New also are the two gray hands that she wears as a necklace. Horrifyingly, I see the fingers move as though alive, caressing the hollow of her throat. More horrifyingly, I suspect them to have once belonged to Lord Jarel.
Behind her, on a pillar of ice, is the cracked reliquary that must contain the bones and other remains of Mab. Strangely, tendrils, like roots, grow from the case, one with a bud on it, as though flowering.

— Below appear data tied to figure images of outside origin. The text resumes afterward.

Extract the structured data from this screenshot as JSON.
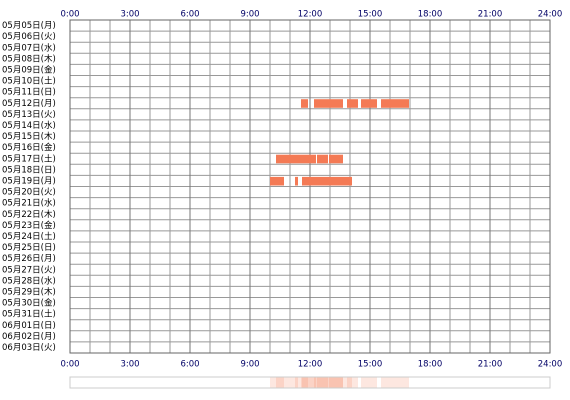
{
  "chart_data": {
    "type": "timeline",
    "categories": [
      "05月05日(月)",
      "05月06日(火)",
      "05月07日(水)",
      "05月08日(木)",
      "05月09日(金)",
      "05月10日(土)",
      "05月11日(日)",
      "05月12日(月)",
      "05月13日(火)",
      "05月14日(水)",
      "05月15日(木)",
      "05月16日(金)",
      "05月17日(土)",
      "05月18日(日)",
      "05月19日(月)",
      "05月20日(火)",
      "05月21日(水)",
      "05月22日(木)",
      "05月23日(金)",
      "05月24日(土)",
      "05月25日(日)",
      "05月26日(月)",
      "05月27日(火)",
      "05月28日(水)",
      "05月29日(木)",
      "05月30日(金)",
      "05月31日(土)",
      "06月01日(日)",
      "06月02日(月)",
      "06月03日(火)"
    ],
    "values": [
      [],
      [],
      [],
      [],
      [],
      [],
      [],
      [
        [
          11.55,
          11.9
        ],
        [
          12.2,
          13.65
        ],
        [
          13.85,
          14.4
        ],
        [
          14.55,
          15.35
        ],
        [
          15.55,
          16.95
        ]
      ],
      [],
      [],
      [],
      [],
      [
        [
          10.3,
          12.3
        ],
        [
          12.35,
          12.9
        ],
        [
          12.95,
          13.65
        ]
      ],
      [],
      [
        [
          10.0,
          10.7
        ],
        [
          11.25,
          11.4
        ],
        [
          11.6,
          14.1
        ]
      ],
      [],
      [],
      [],
      [],
      [],
      [],
      [],
      [],
      [],
      [],
      [],
      [],
      [],
      [],
      []
    ],
    "color": "#f47a55",
    "xlim": [
      0,
      24
    ],
    "xticks": [
      {
        "value": 0,
        "label": "0:00"
      },
      {
        "value": 3,
        "label": "3:00"
      },
      {
        "value": 6,
        "label": "6:00"
      },
      {
        "value": 9,
        "label": "9:00"
      },
      {
        "value": 12,
        "label": "12:00"
      },
      {
        "value": 15,
        "label": "15:00"
      },
      {
        "value": 18,
        "label": "18:00"
      },
      {
        "value": 21,
        "label": "21:00"
      },
      {
        "value": 24,
        "label": "24:00"
      }
    ],
    "grid": true
  }
}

On Lady Nore’s left side sits a troll with a crown of beaten gold and a mantle of blue velvet stitched with silver scales. His clothing is leather, richly worked, with a pattern that reminds me of those we saw in the Stone Forest.
Hurclaw, who has somehow evaded the curse of the Stone Forest. Who has brought his people to help guard the Citadel. But why throw in his lot with Lady Nore? If what Oak got from Gorga was correct, Hurclaw is here to court her. If so, perhaps her power makes for a compelling dowry. He and his trolls make up the majority of those seated, along with two huldufólk ladies, and Bogdana. She is in her usual ragged black robes, her hair as wild as ever. When she sees me, a strange gleam enters her eyes.
On the table before all of them are silver plates and goblets of ice filled with black wine from the night-blooming fruit of the duergar. Black radishes, soaked in vinegar and cut into thin slivers to show off their pale insides. Trays of snow drizzled with honey so that the honey freezes and can be lifted and eaten like a cracker. Jellied meat, with an uncomfortable resemblance to the walls of the Citadel with things frozen inside.
A single musician plucks at the strings of a harp.
Despite the feast, and the guards, and stick soldiers standing at attention along one wall, the room seems empty by comparison with what it was once like, when Lord Jarel was alive. There ought to have been tables filling the hall, with guests to make toasts. Cupbearers. Entertainers. A court shaped entirely to Lady Nore’s whims. Have they all fled?